Preternatural Puritanism

Johannes Plenio / Unsplash

Johannes Plenio / Unsplash

When young Caleb walks into the woods with his father on a forbidden hunting expedition, he finds out a horrible truth about his religion. His own “corrupt nature,” inherited from Adam at birth, isn’t the worst of it. Rather more difficult to process are the implications of Original Sin for the recent disappearance of Caleb’s baby brother, Samuel. "Was Samuel born a sinner?" Caleb asks. The thought of his infant brother suffering eternal torment compounds the trauma of a lost life immeasurably. Refusing his father’s aversion to the question, Caleb commands "Tell me!" His father’s reply accords with the doctrine of their faith, "I cannot tell thee that. No one can." The true source of horror in “The Witch” is not from the shadowy spectral presence of an old woman who lives in the woods, thrives off of the blood of sacrificed infants, transforms herself into an irresistible temptress to adolescent boys, and sucks blood from goats. A modern audience doesn’t believe in such things. The horror of “The Witch” derives from its realist portrayal of the psychology of Calvinism.

“The Witch” presents a world governed by the theology of John Calvin. Original Sin is a foundational tenet of Calvinist theology, but even more horrifying is the condition of uncertainty that Calvinists had to live with. For the Puritans, both election and God’s plan were utterly unknowable. The invisible world governed their lives with complete omnipotence while also remaining elusive and beyond the scope of human comprehension. In “The Witch,” the woods that loom on the edge of the meager family settlement loom large as a palpable, gothic inversion of the invisible world, refashioned as a realm of supernatural horror. Samuel’s disappearance becomes a catalyst through which characters and audience realize the true implications of this Puritan cosmology. No longer a theological abstraction, the unknowable dimensions of divine grace becomes the personalized reality of infant damnation.

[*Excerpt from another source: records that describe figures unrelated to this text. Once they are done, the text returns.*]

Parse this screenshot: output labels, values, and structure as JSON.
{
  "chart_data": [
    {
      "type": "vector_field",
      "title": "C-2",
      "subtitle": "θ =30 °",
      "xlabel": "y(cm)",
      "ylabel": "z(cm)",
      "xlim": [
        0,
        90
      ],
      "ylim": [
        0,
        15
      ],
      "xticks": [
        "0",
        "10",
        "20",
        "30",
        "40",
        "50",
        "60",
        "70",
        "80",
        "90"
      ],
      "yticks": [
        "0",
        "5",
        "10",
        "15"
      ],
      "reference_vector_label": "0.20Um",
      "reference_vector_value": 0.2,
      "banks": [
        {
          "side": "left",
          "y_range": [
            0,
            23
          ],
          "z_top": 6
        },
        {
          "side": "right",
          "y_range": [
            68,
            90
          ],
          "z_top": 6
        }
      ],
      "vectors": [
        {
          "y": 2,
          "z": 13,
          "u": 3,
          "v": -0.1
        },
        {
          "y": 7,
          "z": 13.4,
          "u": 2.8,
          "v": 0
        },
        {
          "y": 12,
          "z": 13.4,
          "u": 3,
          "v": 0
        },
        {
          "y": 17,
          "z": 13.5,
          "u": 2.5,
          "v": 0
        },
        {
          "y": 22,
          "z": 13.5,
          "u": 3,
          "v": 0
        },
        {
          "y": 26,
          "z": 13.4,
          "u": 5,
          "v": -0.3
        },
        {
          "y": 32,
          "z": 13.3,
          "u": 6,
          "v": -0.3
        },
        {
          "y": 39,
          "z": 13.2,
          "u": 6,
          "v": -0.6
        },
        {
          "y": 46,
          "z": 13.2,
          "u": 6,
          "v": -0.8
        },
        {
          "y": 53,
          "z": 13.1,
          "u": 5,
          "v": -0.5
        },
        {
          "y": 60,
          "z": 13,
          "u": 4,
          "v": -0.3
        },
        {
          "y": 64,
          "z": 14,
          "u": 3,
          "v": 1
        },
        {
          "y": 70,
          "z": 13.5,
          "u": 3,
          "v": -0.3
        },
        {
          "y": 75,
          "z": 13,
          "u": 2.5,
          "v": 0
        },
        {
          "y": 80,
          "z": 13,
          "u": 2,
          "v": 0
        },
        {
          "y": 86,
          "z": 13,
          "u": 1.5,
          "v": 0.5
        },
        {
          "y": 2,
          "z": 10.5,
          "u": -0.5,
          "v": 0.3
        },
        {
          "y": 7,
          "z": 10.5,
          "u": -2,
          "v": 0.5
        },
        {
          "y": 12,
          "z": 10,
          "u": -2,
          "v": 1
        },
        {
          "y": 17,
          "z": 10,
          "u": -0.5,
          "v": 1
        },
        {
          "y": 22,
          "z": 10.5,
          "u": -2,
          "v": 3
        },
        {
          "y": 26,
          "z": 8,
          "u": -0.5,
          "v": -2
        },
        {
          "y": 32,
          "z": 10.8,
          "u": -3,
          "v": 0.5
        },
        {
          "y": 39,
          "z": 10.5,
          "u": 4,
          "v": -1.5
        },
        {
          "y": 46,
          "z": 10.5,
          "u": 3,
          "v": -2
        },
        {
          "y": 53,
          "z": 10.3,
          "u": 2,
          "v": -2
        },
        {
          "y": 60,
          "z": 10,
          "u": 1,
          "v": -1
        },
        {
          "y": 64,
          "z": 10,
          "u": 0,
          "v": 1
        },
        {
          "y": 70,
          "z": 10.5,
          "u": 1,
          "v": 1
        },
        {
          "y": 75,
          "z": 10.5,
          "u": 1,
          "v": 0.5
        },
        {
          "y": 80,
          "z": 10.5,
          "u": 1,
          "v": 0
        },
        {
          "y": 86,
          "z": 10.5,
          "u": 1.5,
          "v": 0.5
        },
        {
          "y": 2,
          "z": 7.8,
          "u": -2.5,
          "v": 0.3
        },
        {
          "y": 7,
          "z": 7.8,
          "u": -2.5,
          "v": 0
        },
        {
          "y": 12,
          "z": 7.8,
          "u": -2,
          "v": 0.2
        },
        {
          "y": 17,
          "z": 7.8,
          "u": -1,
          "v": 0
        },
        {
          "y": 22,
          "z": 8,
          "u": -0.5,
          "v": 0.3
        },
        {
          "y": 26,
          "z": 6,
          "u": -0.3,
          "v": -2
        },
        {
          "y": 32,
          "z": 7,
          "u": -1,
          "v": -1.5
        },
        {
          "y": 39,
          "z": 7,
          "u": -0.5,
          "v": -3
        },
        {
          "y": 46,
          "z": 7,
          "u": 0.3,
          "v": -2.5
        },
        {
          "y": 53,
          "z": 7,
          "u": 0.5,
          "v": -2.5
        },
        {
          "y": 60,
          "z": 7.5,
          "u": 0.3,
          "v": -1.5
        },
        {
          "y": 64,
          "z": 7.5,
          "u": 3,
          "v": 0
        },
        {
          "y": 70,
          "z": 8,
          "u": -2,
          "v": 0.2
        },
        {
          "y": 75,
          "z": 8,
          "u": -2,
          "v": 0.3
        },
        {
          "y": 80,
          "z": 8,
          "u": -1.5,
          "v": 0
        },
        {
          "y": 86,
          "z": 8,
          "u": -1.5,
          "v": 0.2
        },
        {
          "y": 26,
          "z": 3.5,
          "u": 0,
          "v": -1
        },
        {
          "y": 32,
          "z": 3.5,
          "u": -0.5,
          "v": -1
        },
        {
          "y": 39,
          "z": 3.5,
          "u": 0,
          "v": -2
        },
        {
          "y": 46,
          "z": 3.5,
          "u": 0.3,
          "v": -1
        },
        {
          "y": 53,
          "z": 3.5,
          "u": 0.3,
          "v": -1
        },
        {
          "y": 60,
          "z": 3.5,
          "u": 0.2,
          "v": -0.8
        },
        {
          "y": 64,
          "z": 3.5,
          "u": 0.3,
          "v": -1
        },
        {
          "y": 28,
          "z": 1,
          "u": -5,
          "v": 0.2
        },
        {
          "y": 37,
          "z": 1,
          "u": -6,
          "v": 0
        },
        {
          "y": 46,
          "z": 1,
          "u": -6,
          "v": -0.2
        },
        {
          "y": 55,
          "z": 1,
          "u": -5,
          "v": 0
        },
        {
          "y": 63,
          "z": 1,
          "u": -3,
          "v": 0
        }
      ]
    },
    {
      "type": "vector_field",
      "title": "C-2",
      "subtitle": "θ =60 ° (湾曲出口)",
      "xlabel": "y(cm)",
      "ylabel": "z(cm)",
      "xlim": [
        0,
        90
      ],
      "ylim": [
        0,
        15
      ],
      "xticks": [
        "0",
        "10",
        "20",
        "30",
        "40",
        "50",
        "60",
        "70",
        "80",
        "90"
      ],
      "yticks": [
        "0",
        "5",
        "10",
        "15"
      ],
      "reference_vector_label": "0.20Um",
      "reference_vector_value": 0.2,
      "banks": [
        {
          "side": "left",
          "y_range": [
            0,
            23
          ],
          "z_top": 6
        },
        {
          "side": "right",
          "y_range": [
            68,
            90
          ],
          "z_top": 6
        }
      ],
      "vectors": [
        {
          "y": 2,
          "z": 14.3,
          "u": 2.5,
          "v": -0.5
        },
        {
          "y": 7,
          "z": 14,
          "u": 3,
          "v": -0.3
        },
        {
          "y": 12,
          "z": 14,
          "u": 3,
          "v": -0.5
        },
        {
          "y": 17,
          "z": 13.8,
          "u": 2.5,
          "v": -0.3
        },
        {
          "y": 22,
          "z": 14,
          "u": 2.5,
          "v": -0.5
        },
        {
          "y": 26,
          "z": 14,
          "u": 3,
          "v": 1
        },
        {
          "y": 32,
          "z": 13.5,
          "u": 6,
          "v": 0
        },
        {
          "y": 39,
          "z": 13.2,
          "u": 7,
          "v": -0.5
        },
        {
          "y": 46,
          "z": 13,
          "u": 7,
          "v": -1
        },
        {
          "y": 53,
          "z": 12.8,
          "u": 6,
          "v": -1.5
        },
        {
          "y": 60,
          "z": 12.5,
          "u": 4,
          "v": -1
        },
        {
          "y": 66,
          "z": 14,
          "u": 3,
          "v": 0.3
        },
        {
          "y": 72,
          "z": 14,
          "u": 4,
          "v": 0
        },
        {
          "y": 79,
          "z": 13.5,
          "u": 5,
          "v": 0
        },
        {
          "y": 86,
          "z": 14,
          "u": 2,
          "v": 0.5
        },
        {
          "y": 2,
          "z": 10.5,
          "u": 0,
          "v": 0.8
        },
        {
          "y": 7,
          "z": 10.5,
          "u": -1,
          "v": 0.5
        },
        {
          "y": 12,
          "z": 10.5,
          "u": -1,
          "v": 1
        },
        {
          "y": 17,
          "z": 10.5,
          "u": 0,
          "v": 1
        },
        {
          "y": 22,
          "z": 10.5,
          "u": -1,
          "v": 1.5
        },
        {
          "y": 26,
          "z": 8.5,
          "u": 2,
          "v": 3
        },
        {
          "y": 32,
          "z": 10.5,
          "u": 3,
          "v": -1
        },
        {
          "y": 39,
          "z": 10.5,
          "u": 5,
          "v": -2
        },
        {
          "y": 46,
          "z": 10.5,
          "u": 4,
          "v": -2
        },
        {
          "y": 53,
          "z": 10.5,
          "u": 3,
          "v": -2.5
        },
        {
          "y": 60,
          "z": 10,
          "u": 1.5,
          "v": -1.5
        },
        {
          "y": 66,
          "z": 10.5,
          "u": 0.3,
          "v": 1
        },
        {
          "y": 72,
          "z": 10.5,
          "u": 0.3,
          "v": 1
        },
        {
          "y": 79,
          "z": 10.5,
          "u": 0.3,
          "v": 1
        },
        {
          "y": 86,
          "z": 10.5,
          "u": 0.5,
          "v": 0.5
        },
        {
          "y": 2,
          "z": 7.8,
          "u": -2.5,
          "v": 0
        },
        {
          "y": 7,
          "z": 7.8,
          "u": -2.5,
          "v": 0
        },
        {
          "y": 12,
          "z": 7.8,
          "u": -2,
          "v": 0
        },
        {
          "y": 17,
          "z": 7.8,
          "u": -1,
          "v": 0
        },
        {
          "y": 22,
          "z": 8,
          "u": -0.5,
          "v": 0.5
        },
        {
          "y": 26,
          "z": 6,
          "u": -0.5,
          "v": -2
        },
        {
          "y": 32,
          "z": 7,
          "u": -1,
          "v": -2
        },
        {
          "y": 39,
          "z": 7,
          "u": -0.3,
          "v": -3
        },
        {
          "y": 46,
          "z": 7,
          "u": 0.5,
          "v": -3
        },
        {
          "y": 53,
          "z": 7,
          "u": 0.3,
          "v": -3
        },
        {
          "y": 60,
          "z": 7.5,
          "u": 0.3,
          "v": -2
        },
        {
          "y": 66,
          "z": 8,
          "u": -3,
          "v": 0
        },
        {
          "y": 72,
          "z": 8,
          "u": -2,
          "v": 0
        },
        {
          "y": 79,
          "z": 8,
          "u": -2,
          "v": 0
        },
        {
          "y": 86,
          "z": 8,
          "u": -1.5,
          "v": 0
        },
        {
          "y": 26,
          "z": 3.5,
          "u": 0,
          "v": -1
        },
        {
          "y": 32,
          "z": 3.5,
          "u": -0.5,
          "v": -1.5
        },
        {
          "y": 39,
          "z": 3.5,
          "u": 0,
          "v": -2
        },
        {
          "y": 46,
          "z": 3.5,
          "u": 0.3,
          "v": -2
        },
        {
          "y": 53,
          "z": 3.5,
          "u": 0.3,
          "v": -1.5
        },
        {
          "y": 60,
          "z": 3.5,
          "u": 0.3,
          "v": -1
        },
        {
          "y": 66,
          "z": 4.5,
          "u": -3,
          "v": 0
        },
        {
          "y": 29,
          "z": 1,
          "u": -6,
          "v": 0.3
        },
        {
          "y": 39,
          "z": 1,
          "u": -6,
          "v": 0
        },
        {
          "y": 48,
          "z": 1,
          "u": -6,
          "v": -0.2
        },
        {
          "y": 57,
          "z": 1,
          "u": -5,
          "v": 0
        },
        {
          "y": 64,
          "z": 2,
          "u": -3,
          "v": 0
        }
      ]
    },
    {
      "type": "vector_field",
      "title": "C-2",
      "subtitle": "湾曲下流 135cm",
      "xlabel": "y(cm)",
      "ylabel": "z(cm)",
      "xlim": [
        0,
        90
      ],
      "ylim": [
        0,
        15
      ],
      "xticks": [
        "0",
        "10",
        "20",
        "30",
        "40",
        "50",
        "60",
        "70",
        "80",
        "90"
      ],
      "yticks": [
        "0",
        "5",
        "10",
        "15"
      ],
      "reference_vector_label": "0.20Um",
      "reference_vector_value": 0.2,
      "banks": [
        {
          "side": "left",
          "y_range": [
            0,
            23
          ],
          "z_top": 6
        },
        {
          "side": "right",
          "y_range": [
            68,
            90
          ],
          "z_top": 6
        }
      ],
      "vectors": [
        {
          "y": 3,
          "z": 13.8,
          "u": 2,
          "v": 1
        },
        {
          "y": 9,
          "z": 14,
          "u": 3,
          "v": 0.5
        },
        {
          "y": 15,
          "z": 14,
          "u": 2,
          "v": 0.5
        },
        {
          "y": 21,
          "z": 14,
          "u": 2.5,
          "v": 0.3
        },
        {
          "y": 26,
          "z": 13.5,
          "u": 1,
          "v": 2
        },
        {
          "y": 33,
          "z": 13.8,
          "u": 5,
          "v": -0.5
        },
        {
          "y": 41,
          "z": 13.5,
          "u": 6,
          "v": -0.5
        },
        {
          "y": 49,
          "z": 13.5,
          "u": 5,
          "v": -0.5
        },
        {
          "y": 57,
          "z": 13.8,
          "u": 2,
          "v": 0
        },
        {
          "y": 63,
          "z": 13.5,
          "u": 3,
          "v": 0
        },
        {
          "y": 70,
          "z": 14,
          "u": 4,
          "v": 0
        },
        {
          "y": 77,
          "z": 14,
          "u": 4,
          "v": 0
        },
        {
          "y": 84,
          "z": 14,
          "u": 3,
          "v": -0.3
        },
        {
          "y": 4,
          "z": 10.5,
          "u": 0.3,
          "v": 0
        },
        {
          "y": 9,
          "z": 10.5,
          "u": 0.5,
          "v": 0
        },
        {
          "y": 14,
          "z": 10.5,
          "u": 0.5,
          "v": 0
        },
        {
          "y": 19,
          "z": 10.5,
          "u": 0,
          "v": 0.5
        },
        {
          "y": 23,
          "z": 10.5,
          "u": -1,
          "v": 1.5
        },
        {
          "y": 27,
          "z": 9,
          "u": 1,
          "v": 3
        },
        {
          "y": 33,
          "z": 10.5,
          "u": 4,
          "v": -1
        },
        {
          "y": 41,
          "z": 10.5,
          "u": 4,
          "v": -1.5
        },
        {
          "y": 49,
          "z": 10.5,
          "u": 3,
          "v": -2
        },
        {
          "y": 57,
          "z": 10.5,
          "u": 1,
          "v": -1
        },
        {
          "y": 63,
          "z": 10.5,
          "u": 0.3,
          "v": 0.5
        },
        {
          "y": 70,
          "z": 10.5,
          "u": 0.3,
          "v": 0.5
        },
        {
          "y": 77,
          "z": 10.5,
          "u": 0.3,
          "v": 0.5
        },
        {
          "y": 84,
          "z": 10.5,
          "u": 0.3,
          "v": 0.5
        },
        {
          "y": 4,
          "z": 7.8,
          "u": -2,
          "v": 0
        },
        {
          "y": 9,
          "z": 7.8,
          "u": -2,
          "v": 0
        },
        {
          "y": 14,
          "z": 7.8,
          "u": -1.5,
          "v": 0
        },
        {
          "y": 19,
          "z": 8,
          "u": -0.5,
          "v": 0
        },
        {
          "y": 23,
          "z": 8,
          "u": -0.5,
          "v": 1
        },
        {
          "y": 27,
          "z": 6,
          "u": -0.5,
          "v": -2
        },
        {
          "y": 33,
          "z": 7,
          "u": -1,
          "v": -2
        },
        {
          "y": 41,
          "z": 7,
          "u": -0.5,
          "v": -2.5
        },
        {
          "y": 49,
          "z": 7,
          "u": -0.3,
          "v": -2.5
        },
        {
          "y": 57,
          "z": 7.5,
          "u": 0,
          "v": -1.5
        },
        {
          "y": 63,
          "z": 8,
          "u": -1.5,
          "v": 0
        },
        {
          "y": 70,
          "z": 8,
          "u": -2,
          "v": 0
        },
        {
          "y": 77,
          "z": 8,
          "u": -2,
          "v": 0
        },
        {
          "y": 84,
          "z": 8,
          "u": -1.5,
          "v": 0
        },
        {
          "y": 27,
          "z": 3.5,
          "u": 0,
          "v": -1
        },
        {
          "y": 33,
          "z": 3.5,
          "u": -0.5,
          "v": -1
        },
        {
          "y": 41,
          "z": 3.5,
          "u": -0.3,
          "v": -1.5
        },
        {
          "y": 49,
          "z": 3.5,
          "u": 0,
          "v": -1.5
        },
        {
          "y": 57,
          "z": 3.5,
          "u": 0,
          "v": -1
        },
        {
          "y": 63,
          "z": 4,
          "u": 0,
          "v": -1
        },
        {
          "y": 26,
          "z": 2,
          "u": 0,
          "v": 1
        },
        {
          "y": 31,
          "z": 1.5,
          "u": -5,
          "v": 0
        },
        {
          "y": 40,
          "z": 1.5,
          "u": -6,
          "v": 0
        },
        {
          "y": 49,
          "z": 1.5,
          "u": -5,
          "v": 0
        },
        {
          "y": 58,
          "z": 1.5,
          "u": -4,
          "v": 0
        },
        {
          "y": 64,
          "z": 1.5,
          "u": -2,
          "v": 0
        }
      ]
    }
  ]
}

Following Samuel’s disappearance, the family unravels. Unable to accept her son’s probable fate, Katherine's "heart has turned to stone" with a "sad weakness of faith." The woods become a post-lapsarian realm of temptation. Tomasin, Will, and Caleb repeatedly enter, unable to resist the promise of food from hunted animals. The woods simultaneously beckon and ensure the family’s demise.

The twins, Jonas and Mercy, take the causal explanation of Sam's disappearance into their own hands, acting out a script of their older sister's bewitchment, claiming to see shapes moving in and out of the forest, and conversing with Black Philip. When Caleb disappears into the woods and then reappears in a state of demonic possession, he presents embodied, visible proof of witchcraft that is both undeniable and too much for Will to bear. Defying the very doctrine that he lives by, Will exclaims at Jonas and Mercy's accusation of Tomasin's bewitchment, "I'll have proof or heaven help thee."

The problem is that such proof does not exist, and it is “prideful”—Will’s original transgression against the Puritan community—to think that it does. There is no way of locating the supernatural force orchestrating the course of events in the film. But within a Puritan cosmos, humans are condemned to transgress the limitations surrounding what can be known, as a condition of their fallen status. They seek evidence of the invisible world that plays such a central role in shaping the events of their lives on earth and in the world to come. In the film, the consequence of this transgression is a sequence of preternatural evidence that accrues through the effects of Calvinism on the human imagination: animals behave in unnatural ways, teats and breasts bleed instead of give milk, shadowy and unholy bodies of old, forest-dwelling women become young temptresses. This preternatural realm creates a haunting space between the visible, earthly world, and the invisible worlds of both God and Satan. It plays upon the minds of both characters and audience alike, appearing as one thing, such as Samuel delivered back to his mother from the dead, and then becoming another such as a crow tearing at her breast.

Knit out of a fragile and paradoxical cosmos, Puritan faith proves impossible to live with. Will's opening line of the film, "What went we out into this wilderness to find?" meets a bleak reality by the end of the film. His dictum, "We will conquer this wilderness. It will not consume us," turns out to be entirely false. The film leaves both characters and audience in a state of unknowing. Abandoned, alone, and with the blood of matricide on her hands, Tomasin chooses the dark demonic world for the knowledge and sensory experience it promises her--“to live deliciously,” “to see the world,” “to taste butter” and “to wear a pretty dress”—over a realm of relentless uncertainty that has disposed of everyone she loves.